Though Oliver was never considered a big time power hitter, he was a constant during the Pirates run of NL East titles in the early to mid 1970s. Originally a first baseman, he was moved to center field, where played between Roberto Clemente and Willie Stargell. After Clemente's tragic passing on New Year's Eve of 1972/1973, Dave Parker became a solid run producer and one of the top right fielders in the game. His numbers were consistent, if not dominant during that time as he finished 2nd in the 1970 NL Rookie of the Year voting, made 3 All Star teams and finished 7th in the NL MLP voting during his 10 seasons in Pittsburgh.
However, it was Oliver's next 6 seasons that put him in elite company. After the 1977 season, he was involved in the 12 player, 4 team trade which put him in Texas. He would hit over .300 in all 4 of his seasons with the Rangers, equaling his .300+ seasons with the Pirates. He hit .319, 19, 117 in 1980 with 43 2Bs and 204 hits, scoring 96 runs. He slugged in the high .400s for his first three seasons in Texas, with 1981 being the strike shortened season. Outside of having Bobby Bonds as a teammate in 1978, he was the Rangers star player and a 2 time All Star. He was traded to the Montreal Expos before the 1982 season, where he hit 22 HRs and led the NL with a .331 average, 109 RBIs, 204 hits, 43 2Bs and 317 total bases. He finished 3rd in the NL MVP voting. He became the first player in MLB history to have a 200 hit, 100 RBI season in both the American and National Leagues.

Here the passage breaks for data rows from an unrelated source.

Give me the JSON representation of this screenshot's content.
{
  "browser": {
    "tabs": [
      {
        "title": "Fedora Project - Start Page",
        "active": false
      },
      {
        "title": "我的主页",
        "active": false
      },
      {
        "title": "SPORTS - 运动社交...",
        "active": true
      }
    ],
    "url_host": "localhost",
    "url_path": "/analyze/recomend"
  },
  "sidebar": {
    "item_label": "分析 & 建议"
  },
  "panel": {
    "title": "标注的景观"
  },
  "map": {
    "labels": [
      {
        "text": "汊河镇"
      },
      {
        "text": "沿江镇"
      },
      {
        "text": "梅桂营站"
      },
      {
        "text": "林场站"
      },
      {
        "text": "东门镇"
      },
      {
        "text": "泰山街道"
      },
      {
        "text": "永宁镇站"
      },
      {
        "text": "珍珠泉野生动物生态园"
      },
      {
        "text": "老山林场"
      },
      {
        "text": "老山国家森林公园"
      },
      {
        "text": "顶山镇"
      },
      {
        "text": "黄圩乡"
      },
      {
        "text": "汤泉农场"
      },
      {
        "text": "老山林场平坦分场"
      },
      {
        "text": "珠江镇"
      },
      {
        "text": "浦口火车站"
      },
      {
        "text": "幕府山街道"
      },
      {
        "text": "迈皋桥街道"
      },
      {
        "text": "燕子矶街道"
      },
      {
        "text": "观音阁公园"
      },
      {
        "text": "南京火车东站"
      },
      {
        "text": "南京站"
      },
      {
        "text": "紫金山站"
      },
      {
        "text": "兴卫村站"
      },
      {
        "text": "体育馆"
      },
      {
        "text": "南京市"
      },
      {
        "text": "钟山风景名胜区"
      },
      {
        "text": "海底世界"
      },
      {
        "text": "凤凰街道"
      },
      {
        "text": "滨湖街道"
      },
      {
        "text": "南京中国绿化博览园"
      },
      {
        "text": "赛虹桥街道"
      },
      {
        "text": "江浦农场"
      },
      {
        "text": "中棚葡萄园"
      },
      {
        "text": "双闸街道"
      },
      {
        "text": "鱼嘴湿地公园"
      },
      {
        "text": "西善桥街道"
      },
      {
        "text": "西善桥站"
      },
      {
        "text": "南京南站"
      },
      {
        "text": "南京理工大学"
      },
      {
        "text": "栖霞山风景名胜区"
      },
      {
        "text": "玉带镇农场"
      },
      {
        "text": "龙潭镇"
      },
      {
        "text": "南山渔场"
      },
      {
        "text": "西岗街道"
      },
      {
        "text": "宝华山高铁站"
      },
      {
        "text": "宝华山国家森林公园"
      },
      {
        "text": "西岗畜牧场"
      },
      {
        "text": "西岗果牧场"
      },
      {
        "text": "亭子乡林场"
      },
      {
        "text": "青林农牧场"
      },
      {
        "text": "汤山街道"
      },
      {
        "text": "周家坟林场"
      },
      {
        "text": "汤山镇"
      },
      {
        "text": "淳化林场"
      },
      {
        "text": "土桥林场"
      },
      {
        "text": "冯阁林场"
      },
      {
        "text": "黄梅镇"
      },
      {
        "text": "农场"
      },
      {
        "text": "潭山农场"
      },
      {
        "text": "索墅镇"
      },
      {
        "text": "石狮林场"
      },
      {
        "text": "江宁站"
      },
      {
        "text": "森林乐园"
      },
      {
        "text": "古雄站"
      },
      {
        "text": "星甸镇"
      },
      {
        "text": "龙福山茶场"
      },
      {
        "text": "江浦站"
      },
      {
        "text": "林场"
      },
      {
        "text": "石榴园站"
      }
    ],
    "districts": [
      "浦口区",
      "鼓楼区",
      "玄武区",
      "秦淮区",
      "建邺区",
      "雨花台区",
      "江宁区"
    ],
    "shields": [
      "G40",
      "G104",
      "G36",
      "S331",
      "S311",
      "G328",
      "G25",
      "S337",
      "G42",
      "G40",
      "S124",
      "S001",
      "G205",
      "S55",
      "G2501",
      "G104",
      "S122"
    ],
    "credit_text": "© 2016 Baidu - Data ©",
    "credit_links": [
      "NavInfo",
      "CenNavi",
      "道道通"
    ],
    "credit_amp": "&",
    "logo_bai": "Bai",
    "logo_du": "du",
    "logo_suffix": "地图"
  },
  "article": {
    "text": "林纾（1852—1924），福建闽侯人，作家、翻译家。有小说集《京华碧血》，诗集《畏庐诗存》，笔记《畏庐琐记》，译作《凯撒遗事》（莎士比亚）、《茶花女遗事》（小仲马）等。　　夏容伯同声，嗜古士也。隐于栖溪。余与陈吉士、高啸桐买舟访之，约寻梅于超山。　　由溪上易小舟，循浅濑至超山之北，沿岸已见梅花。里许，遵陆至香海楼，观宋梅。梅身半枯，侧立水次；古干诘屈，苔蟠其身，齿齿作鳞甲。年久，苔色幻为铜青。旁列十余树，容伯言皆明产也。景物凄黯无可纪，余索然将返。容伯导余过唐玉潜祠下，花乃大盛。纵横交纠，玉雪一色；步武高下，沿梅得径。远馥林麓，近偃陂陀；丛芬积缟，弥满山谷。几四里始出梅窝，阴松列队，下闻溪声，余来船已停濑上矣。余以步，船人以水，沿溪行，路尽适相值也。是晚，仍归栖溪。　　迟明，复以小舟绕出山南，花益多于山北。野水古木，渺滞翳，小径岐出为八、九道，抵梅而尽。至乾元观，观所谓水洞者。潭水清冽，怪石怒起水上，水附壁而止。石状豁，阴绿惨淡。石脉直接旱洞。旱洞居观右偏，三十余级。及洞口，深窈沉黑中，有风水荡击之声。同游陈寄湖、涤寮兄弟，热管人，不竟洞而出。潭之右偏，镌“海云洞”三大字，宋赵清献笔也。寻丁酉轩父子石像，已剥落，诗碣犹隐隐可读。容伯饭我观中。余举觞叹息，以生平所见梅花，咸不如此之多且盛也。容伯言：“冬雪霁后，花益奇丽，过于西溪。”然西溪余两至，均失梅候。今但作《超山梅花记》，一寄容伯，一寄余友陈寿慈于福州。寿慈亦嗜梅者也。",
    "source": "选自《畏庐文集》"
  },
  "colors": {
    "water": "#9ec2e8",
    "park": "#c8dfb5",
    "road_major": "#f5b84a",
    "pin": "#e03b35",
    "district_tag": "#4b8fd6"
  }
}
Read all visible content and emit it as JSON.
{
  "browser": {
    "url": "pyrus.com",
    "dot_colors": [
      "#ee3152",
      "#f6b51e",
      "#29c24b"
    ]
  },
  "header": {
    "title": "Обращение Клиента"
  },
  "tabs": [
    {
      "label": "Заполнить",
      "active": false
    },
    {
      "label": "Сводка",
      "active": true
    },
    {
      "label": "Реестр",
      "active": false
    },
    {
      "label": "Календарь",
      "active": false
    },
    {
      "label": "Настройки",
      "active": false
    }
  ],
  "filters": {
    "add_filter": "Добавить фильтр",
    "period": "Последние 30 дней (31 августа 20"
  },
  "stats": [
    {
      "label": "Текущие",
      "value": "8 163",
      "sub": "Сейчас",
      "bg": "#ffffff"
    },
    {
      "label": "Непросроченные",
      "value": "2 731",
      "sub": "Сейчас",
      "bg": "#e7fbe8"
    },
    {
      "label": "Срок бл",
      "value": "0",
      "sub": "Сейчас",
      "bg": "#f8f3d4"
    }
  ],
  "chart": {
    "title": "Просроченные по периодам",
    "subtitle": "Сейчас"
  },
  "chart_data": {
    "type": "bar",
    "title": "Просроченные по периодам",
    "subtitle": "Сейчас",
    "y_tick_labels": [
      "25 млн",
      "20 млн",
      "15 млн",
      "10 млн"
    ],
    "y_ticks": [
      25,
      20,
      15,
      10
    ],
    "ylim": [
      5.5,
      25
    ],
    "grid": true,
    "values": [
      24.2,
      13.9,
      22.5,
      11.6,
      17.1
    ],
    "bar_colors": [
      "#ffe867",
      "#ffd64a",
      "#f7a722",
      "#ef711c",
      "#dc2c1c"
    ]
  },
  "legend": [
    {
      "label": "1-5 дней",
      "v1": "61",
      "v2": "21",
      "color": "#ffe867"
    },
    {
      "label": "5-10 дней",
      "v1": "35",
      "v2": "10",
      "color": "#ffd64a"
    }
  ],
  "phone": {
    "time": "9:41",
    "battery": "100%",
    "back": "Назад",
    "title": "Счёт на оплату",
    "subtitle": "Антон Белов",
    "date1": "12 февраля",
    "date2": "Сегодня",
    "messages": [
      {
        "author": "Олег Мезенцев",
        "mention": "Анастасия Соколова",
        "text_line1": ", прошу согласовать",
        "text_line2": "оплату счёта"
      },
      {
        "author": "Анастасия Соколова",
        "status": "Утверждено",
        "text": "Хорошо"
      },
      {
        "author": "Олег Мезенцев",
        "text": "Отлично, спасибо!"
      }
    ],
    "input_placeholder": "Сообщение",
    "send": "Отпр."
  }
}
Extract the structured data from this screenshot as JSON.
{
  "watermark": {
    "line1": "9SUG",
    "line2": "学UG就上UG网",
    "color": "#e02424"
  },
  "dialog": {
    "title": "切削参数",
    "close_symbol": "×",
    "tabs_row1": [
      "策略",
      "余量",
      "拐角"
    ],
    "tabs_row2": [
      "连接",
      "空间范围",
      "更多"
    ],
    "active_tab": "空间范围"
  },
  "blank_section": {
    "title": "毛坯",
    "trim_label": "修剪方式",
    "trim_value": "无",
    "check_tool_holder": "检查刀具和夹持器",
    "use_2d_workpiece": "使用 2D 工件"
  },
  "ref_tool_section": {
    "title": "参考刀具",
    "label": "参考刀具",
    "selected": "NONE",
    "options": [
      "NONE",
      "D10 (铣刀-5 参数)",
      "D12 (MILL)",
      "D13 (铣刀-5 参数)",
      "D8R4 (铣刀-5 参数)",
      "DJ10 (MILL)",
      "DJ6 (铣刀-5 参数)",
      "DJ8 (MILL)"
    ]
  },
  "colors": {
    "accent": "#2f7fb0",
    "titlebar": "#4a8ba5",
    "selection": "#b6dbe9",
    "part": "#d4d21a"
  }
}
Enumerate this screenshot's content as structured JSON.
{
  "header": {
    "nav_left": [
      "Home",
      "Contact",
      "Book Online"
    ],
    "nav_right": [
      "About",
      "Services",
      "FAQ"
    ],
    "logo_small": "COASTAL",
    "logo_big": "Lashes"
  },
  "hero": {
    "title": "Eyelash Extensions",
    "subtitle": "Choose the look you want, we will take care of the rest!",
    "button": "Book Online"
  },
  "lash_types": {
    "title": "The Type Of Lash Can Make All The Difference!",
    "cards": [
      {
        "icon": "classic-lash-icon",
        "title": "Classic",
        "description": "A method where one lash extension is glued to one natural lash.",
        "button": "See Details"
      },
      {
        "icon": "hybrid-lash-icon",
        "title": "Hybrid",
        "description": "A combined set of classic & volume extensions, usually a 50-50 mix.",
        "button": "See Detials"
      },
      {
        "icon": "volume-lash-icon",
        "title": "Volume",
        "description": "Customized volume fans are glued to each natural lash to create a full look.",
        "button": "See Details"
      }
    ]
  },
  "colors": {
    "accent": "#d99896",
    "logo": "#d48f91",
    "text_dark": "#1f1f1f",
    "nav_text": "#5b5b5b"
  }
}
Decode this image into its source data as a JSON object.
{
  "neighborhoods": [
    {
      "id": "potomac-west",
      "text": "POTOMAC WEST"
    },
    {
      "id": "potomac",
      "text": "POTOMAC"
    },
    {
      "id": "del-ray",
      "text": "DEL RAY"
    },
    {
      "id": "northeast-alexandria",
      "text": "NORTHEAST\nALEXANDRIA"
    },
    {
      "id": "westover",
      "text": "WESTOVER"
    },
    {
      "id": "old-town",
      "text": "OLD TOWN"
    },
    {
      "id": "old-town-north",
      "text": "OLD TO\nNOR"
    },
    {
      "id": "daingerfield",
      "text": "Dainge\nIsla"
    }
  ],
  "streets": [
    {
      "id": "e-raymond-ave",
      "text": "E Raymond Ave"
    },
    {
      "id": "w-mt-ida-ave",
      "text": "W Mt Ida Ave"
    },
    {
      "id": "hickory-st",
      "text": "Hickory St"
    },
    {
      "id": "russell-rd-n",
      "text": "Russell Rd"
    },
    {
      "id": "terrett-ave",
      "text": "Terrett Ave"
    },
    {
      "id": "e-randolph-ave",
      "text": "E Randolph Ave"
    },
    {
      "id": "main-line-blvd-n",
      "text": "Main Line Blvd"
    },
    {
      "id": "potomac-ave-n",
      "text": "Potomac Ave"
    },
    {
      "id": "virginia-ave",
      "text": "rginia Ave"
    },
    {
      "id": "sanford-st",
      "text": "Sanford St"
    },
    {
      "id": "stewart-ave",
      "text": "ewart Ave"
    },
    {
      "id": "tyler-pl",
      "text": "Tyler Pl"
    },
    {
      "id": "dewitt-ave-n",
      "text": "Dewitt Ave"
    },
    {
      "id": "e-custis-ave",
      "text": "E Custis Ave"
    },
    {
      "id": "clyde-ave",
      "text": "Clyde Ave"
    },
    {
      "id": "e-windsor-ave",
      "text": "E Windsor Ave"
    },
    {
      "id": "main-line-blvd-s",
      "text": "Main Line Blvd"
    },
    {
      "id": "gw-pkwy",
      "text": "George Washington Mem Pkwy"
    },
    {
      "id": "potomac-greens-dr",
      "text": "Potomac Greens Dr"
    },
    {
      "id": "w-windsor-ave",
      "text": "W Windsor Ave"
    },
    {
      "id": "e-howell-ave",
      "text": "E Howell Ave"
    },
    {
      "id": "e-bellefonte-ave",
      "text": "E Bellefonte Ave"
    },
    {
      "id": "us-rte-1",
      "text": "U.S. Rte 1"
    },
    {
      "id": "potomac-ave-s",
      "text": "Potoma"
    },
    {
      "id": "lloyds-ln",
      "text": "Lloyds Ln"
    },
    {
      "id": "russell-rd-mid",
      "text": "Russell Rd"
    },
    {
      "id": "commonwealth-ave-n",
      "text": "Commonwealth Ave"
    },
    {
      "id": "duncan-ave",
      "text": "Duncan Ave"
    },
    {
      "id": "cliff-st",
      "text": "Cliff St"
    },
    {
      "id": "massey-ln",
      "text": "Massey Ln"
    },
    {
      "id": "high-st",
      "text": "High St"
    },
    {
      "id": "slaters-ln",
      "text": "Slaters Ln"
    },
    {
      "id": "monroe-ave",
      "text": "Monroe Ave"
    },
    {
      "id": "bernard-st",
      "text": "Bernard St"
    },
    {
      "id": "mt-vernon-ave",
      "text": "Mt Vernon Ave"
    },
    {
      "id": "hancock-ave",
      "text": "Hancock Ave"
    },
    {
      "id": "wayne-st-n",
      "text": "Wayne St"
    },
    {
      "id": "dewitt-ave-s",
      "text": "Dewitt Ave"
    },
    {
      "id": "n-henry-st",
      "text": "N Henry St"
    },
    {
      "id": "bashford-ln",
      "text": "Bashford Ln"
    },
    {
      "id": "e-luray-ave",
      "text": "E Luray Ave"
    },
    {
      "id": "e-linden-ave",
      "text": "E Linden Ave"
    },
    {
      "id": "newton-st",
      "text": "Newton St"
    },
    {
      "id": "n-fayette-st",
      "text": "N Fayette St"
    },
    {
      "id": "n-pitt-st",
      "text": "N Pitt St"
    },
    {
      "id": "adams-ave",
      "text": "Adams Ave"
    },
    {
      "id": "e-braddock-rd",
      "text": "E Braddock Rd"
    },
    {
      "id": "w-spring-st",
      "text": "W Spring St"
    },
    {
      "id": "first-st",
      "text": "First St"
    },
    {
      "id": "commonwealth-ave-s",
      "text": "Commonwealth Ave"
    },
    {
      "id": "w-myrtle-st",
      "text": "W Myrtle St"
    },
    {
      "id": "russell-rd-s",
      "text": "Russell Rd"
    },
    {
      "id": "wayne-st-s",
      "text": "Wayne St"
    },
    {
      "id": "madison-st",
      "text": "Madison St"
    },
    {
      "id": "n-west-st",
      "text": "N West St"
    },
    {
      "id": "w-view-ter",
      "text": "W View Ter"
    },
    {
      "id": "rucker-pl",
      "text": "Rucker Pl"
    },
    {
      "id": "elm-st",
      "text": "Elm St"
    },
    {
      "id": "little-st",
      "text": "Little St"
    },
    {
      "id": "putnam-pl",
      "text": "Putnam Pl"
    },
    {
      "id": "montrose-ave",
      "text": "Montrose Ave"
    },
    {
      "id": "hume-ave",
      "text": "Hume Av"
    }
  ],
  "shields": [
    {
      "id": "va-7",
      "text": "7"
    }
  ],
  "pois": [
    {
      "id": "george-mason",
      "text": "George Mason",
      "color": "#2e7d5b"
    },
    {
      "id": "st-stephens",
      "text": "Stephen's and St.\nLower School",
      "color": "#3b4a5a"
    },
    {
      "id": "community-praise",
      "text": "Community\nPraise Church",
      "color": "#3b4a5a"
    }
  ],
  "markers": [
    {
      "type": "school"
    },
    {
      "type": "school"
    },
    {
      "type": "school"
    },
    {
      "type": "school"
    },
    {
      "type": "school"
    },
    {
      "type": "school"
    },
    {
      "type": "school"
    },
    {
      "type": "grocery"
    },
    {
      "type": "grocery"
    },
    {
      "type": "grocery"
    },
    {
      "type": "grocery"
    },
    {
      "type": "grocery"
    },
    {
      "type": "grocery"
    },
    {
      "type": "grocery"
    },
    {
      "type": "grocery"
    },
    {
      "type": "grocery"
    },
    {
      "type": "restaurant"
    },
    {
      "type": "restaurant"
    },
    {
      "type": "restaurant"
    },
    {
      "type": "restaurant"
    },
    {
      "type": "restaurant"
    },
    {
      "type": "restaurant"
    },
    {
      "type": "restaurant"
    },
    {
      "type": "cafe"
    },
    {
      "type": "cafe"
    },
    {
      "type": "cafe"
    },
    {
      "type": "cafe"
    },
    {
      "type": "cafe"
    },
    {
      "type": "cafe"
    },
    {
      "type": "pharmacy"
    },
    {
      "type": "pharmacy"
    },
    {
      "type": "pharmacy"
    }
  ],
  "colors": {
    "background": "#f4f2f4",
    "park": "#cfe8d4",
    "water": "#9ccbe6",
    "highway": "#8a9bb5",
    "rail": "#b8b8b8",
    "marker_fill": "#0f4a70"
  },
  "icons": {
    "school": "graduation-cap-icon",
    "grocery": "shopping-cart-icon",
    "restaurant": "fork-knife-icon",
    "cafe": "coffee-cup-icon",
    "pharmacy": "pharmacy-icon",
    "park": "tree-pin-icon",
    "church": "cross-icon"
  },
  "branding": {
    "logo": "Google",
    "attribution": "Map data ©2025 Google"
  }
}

Oliver played through a shoulder injury during his time in Montreal, which effected his defense. Known as a solid defensive player, his defense suffered and in turn, he started to become a platoon player in 1984. He split that season with Philadelphia and San Francisco playing in just 119 games, the least games he played in a full MLB season (1981 was the strike shortened season where the most games a player played in was 109). He still managed to hit .301 (.298 for the Phillies and .312 for the Giants). The next season was split between Los Angeles and Toronto, where he hit a career low .252, but was 3-8 with 3 RBI in the ALCS against Kansas City.
One of the most unfair events occurred during the 1980s. Owners chose to collude against the players in order to drive down salaries. Oliver was not offered a contract by anybody, including the Blue Jays for the 1986 season. This ended his career prematurely, one that had a total of 2743 hits. A healthy Al Oliver was not given an incentive laden contract; not even a spring training invite. Hall of Fame consideration is given to players who's career is shortened due to injury (Sandy Koufax). At age 38, Oliver was forced out of baseball.
With his struggles defensively, Oliver could have DHed. Paul Molitor spent the last 8 years of his career in that role, finishing with 3318 hits. 130 hits in each of two more seasons would have put Oliver over the magical number. When Oliver was eligible for the Hall of Fame vote, he received just 19 votes, 4.3%. Because he received less than 5%, he was removed from the ballot for the following season. While players who were colluded against received a substantial sum in damages in the class action lawsuit, there is no repaying for time lost. Hopefully the veterans committee will consider Al Oliver the next time contemporary players are eligible for voting in, which I believe is the year after next. It would be deserving for a player who put up his numbers to have a chance at enshrinement. At the very least, it should be put up to vote.